In spite of his Zen and random composition philosophy, Cage remained wry and self-conscious. However he also intuited much we culturally take for granted, that people seldom listen to the end of a song on the radio before they change it, that we hear music in a world washed in a multitude of changing sounds, and importantly that we want to listen to music intimately, but democratically and with less pretense of responsibility to it. Increasingly music that used to be ‘locally sourced’, is merely locally altered. We desire music to reflect the precise complexities of who we are, not shape them into something else. I’ve seen a woman hiking in the mountains listening to Ralph Stanley on her iPod. The plumber who came yesterday listened to a barely audible Frank Sinatra or Johnny Mathis singing from his cellphone as he replaced the toilet seal. The book salesman I had lunch with at a tradeshow Friday told me he doesn’t like the Christian radio stations (there are nearly 250 in the State of Texas) broadcasting in his area, so he runs the Internet from his laptop through his pick up’s radio to listen to a station in Boerne while he drives home to Fort Worth.

We use ear buds, noise cancelling headphones, speakers capable of fitting on a window sill or rattling the back window of a car. We can assign songs to recognize callers on our cellphones. Our capacity to find, copy, alter, share and listen to music is overwhelming. We employ computers to compile playlists for any occasion and revel in the ability to play whatever music we chose where ever we want to hear it. Thousands of different ethnicities and subpopulations both conservative and transgressive can find and control “their music” for whatever purposes or duration they wish with alacrity and relative privacy (assuming you don’t find Internet selection algorithms invasive).
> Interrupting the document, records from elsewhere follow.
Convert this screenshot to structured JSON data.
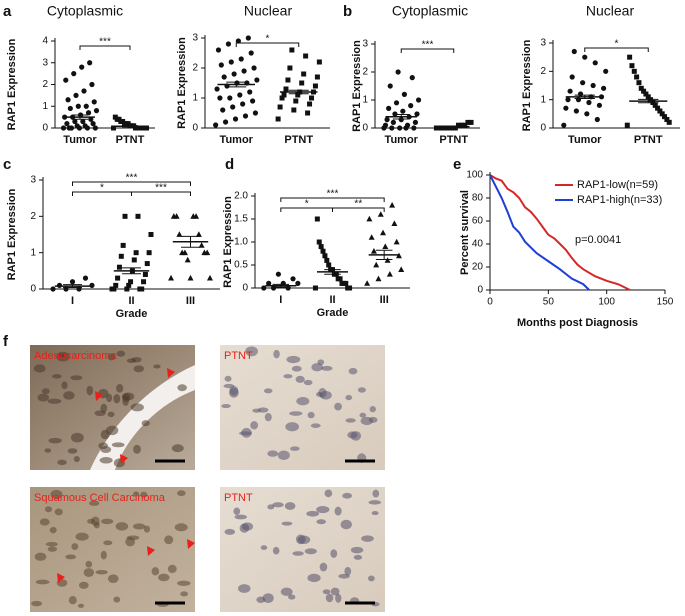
{
  "chart_data": [
    {
      "type": "dot",
      "title": "Cytoplasmic",
      "ylabel": "RAP1 Expression",
      "categories": [
        "Tumor",
        "PTNT"
      ],
      "markers": [
        "circle",
        "square"
      ],
      "values": [
        [
          0,
          0,
          0,
          0,
          0,
          0,
          0.1,
          0.1,
          0.2,
          0.2,
          0.3,
          0.3,
          0.4,
          0.5,
          0.5,
          0.6,
          0.7,
          0.8,
          0.9,
          1.0,
          1.0,
          1.2,
          1.3,
          1.5,
          1.7,
          2.0,
          2.2,
          2.5,
          2.8,
          3.0
        ],
        [
          0,
          0,
          0,
          0,
          0,
          0,
          0,
          0,
          0.1,
          0.1,
          0.1,
          0.2,
          0.2,
          0.2,
          0.3,
          0.3,
          0.4,
          0.4,
          0.5
        ]
      ],
      "means": [
        0.5,
        0.08
      ],
      "sems": [
        0.1,
        0.03
      ],
      "ylim": [
        0,
        4
      ],
      "yticks": [
        0,
        1,
        2,
        3,
        4
      ],
      "brackets": [
        {
          "between": [
            "Tumor",
            "PTNT"
          ],
          "label": "***"
        }
      ]
    },
    {
      "type": "dot",
      "title": "Nuclear",
      "ylabel": "RAP1 Expression",
      "categories": [
        "Tumor",
        "PTNT"
      ],
      "markers": [
        "circle",
        "square"
      ],
      "values": [
        [
          0.1,
          0.2,
          0.3,
          0.4,
          0.5,
          0.6,
          0.7,
          0.8,
          0.9,
          1.0,
          1.0,
          1.1,
          1.2,
          1.3,
          1.4,
          1.5,
          1.5,
          1.6,
          1.7,
          1.8,
          1.9,
          2.0,
          2.1,
          2.2,
          2.3,
          2.5,
          2.6,
          2.8,
          2.9,
          3.0
        ],
        [
          0.3,
          0.5,
          0.6,
          0.7,
          0.8,
          0.9,
          1.0,
          1.0,
          1.1,
          1.1,
          1.2,
          1.2,
          1.3,
          1.4,
          1.5,
          1.6,
          1.7,
          1.8,
          2.0,
          2.2,
          2.4,
          2.6
        ]
      ],
      "means": [
        1.45,
        1.2
      ],
      "sems": [
        0.08,
        0.06
      ],
      "ylim": [
        0,
        3
      ],
      "yticks": [
        0,
        1,
        2,
        3
      ],
      "brackets": [
        {
          "between": [
            "Tumor",
            "PTNT"
          ],
          "label": "*"
        }
      ]
    },
    {
      "type": "dot",
      "title": "Cytoplasmic",
      "ylabel": "RAP1 Expression",
      "categories": [
        "Tumor",
        "PTNT"
      ],
      "markers": [
        "circle",
        "square"
      ],
      "values": [
        [
          0,
          0,
          0,
          0,
          0,
          0.1,
          0.1,
          0.2,
          0.2,
          0.3,
          0.3,
          0.4,
          0.5,
          0.5,
          0.6,
          0.7,
          0.8,
          0.9,
          1.0,
          1.2,
          1.5,
          1.8,
          2.0
        ],
        [
          0,
          0,
          0,
          0,
          0,
          0,
          0,
          0.1,
          0.1,
          0.1,
          0.2,
          0.2
        ]
      ],
      "means": [
        0.4,
        0.05
      ],
      "sems": [
        0.08,
        0.02
      ],
      "ylim": [
        0,
        3
      ],
      "yticks": [
        0,
        1,
        2,
        3
      ],
      "brackets": [
        {
          "between": [
            "Tumor",
            "PTNT"
          ],
          "label": "***"
        }
      ]
    },
    {
      "type": "dot",
      "title": "Nuclear",
      "ylabel": "RAP1 Expression",
      "categories": [
        "Tumor",
        "PTNT"
      ],
      "markers": [
        "circle",
        "square"
      ],
      "values": [
        [
          0.1,
          0.3,
          0.5,
          0.6,
          0.7,
          0.8,
          0.9,
          1.0,
          1.0,
          1.1,
          1.1,
          1.2,
          1.3,
          1.4,
          1.5,
          1.6,
          1.8,
          2.0,
          2.3,
          2.5,
          2.7
        ],
        [
          0.1,
          0.2,
          0.3,
          0.4,
          0.5,
          0.6,
          0.7,
          0.8,
          0.9,
          1.0,
          1.1,
          1.2,
          1.3,
          1.4,
          1.6,
          1.8,
          2.0,
          2.2,
          2.5
        ]
      ],
      "means": [
        1.1,
        0.95
      ],
      "sems": [
        0.06,
        0.06
      ],
      "ylim": [
        0,
        3
      ],
      "yticks": [
        0,
        1,
        2,
        3
      ],
      "brackets": [
        {
          "between": [
            "Tumor",
            "PTNT"
          ],
          "label": "*"
        }
      ]
    },
    {
      "type": "dot",
      "xlabel": "Grade",
      "ylabel": "RAP1 Expression",
      "categories": [
        "I",
        "II",
        "III"
      ],
      "markers": [
        "circle",
        "square",
        "triangle"
      ],
      "values": [
        [
          0,
          0,
          0,
          0.1,
          0.1,
          0.2,
          0.3
        ],
        [
          0,
          0,
          0,
          0,
          0,
          0.1,
          0.1,
          0.2,
          0.2,
          0.3,
          0.4,
          0.5,
          0.6,
          0.7,
          0.8,
          0.9,
          1.0,
          1.0,
          1.2,
          1.5,
          2.0,
          2.0
        ],
        [
          0.3,
          0.3,
          0.3,
          0.8,
          1.0,
          1.0,
          1.0,
          1.0,
          1.2,
          1.5,
          1.5,
          2.0,
          2.0,
          2.0,
          2.0
        ]
      ],
      "means": [
        0.08,
        0.5,
        1.3
      ],
      "sems": [
        0.04,
        0.08,
        0.15
      ],
      "ylim": [
        0,
        3
      ],
      "yticks": [
        0,
        1,
        2,
        3
      ],
      "brackets": [
        {
          "between": [
            "I",
            "II"
          ],
          "label": "*"
        },
        {
          "between": [
            "II",
            "III"
          ],
          "label": "***"
        },
        {
          "between": [
            "I",
            "III"
          ],
          "label": "***"
        }
      ]
    },
    {
      "type": "dot",
      "xlabel": "Grade",
      "ylabel": "RAP1 Expression",
      "categories": [
        "I",
        "II",
        "III"
      ],
      "markers": [
        "circle",
        "square",
        "triangle"
      ],
      "values": [
        [
          0,
          0,
          0,
          0.1,
          0.1,
          0.1,
          0.2,
          0.3
        ],
        [
          0,
          0,
          0,
          0.1,
          0.1,
          0.1,
          0.2,
          0.2,
          0.3,
          0.3,
          0.4,
          0.4,
          0.5,
          0.6,
          0.7,
          0.8,
          0.9,
          1.0,
          1.5
        ],
        [
          0.1,
          0.2,
          0.3,
          0.4,
          0.5,
          0.6,
          0.7,
          0.8,
          0.9,
          1.0,
          1.1,
          1.2,
          1.4,
          1.5,
          1.6,
          1.8
        ]
      ],
      "means": [
        0.05,
        0.35,
        0.72
      ],
      "sems": [
        0.03,
        0.05,
        0.1
      ],
      "ylim": [
        0,
        2
      ],
      "yticks": [
        0,
        0.5,
        {
          "value": 1,
          "label": "1.0"
        },
        1.5,
        {
          "value": 2,
          "label": "2.0"
        }
      ],
      "brackets": [
        {
          "between": [
            "I",
            "II"
          ],
          "label": "*"
        },
        {
          "between": [
            "II",
            "III"
          ],
          "label": "**"
        },
        {
          "between": [
            "I",
            "III"
          ],
          "label": "***"
        }
      ]
    },
    {
      "type": "line",
      "xlabel": "Months post Diagnosis",
      "ylabel": "Percent survival",
      "annotation": "p=0.0041",
      "legend": "upper right",
      "xlim": [
        0,
        150
      ],
      "xticks": [
        0,
        50,
        100,
        150
      ],
      "ylim": [
        0,
        100
      ],
      "yticks": [
        0,
        20,
        40,
        60,
        80,
        100
      ],
      "series": [
        {
          "name": "RAP1-low(n=59)",
          "color": "#d62728",
          "x": [
            0,
            5,
            10,
            15,
            20,
            25,
            30,
            35,
            40,
            45,
            50,
            55,
            60,
            65,
            70,
            75,
            80,
            90,
            100,
            110,
            120
          ],
          "values": [
            100,
            97,
            95,
            88,
            85,
            80,
            72,
            68,
            62,
            55,
            48,
            45,
            40,
            35,
            28,
            22,
            18,
            12,
            8,
            5,
            0
          ]
        },
        {
          "name": "RAP1-high(n=33)",
          "color": "#1f3fd6",
          "x": [
            0,
            5,
            10,
            15,
            20,
            25,
            30,
            40,
            50,
            60,
            70,
            80,
            85
          ],
          "values": [
            100,
            90,
            80,
            68,
            55,
            50,
            42,
            32,
            25,
            18,
            10,
            5,
            0
          ]
        }
      ]
    }
  ],
  "figure": {
    "panel_labels": [
      "a",
      "b",
      "c",
      "d",
      "e",
      "f"
    ],
    "image_labels": [
      "Adenocarcinoma",
      "PTNT",
      "Squamous Cell Carcinoma",
      "PTNT"
    ]
  }
}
Daily millions of people compose a discrete soundtrack for the performance piece of their lives using technology that seems to organically ripen and then rot away in spare rooms, closets and pawn shops.

Cage’s compositions, in spite of these nearly incomprehensible technological accommodations music still remain essentially primal or tribal in purpose. They define or reinforce our feelings and keep us part of our village. Hearing John Cage’s music in my youth helped me to locate my voice for emotions I couldn’t effectively define. And as I write this, it signifies me as a member of the tribe of those who appreciate John Cage, or New York avant-garde…in some sense you identify me. In both cases it produces a sense of not being alone, in spite of the obvious fact I was then and am now alone, but not the kind of alone as I felt when I met John Cage.

One summer afternoon in the Naguchi Sculpture Garden in Houston I met John Cage by accident. Had he not looked exactly like his photograph I doubt I would have recognized him as being any more than another quiet art gawker. We talked for a bit and then fell into silence for a few moments. I recollect the sound of locusts and the hush of tires on the nearby street, the air was thick with humid heat, and I was about to begin sweating. We stood together quietly. Perfect. Who can write about John Cage without wondering a little about 4’33’’?

It’s the quintessential minimalist performance piece. It was first performed in 1952 and although not the first piece to score silence, it’s the most famous. You can download it on YouTube, purchase a recording, buy the score for $5.95, or the tee shirt for $19.00. However I recommend live performances. It’s better to address the environment of collective bored distress than to sit with a recording with it. A large part of the piece is sharing, even if only with the pianist who opens and closes the piano. This too was one of John Cage’s gifts to us, his ability to simplify the act of music making to a graceful gesture that allows the listener to hear the intimacy of listening for three movements with three rests. It’s theory and experience, random beauty and controlled absence. I suggest this Monday we all pull over or stop at 4:00PM, open our windows and sit listening for four minutes and thirty-three seconds…or not.

Like the installation at Inhotim, John Cage and his music have become museum pieces. They are part of the 20th Century Cannon, a reference point. Now instead of being about the interest and excitement of arrival, he is an open window into the process of departure…another chance nuance.